Choosing the Right Vector Precision
Every vector database eventually forces you to make a decision nobody warns you about: what numeric precision should your embeddings be stored in? The default answer is usually “float32 — it’s safest.” But is it actually the best choice?
This tutorial runs a controlled benchmark across all five precision modes supported by Endee. Run it on your own corpus to find out which precision fits your speed and recall requirements.
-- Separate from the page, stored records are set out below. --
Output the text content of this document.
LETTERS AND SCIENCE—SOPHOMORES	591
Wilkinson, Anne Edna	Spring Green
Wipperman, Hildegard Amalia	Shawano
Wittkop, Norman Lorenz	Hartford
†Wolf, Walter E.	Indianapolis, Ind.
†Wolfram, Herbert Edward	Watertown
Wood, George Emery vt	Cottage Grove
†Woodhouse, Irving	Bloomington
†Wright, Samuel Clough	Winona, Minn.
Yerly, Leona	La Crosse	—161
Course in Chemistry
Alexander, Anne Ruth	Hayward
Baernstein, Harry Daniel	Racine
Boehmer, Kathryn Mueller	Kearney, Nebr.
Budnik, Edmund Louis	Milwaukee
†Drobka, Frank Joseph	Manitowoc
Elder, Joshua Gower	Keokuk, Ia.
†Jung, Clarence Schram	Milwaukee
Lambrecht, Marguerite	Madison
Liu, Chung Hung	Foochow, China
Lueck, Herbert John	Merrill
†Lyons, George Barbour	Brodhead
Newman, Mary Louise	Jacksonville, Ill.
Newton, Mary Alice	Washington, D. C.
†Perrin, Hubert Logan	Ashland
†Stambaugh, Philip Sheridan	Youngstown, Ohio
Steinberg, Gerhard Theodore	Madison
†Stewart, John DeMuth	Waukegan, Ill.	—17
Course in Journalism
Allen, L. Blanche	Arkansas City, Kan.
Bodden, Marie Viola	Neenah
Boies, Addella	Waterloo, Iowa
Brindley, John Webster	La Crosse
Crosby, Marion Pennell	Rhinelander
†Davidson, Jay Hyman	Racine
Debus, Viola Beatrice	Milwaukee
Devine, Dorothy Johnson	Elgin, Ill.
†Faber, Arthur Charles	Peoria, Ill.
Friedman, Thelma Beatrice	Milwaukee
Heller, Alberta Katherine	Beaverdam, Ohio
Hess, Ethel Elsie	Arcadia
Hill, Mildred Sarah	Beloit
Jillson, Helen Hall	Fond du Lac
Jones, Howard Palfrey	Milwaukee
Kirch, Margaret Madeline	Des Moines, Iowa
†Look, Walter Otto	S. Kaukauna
Prerequisites: Endee running locally on http://127.0.0.1:8080
What We Measure
The benchmark holds everything constant except one thing — the storage precision of the index:
- Corpus: your documents — plug in any text corpus
- Embedding model:
all-MiniLM-L6-v2(384-dimensional dense vectors) - Space type: cosine similarity
- Query: configurable via
QUERY - Top-K: configurable via
TOP_K - Timing:
N_RUNStimed queries per precision; warm-up queries discarded to eliminate cold-start bias - Recall baseline:
float32top-K is treated as ground truth; every other precision is scored against it
Five separate dense indexes are created — one per precision — with identical vectors upserted into each. Same data, same query, different storage format.
The Five Precisions
| Precision | Bits/dim | Memory vs float32 | What it stores |
|---|---|---|---|
float32 | 32 | 1× (baseline) | Full IEEE 754 single-precision float |
float16 | 16 | 2× smaller | Half-precision IEEE 754 float |
int16 | 16 | 2× smaller | 16-bit signed integer (linear quantization) |
int8 | 8 | 4× smaller | 8-bit signed integer (aggressive quantization) |
binary | 1 | 32× smaller | Single bit per dimension (Hamming distance) |
The memory savings compound fast. A 1-million-vector index at 384 dimensions costs ~1.5 GB in float32. The same index in binary fits in under 50 MB.
Install and Import
endee.constants.Precision is an enum that selects the storage format for each index. SentenceTransformer encodes the corpus and query; time and statistics handle latency measurement.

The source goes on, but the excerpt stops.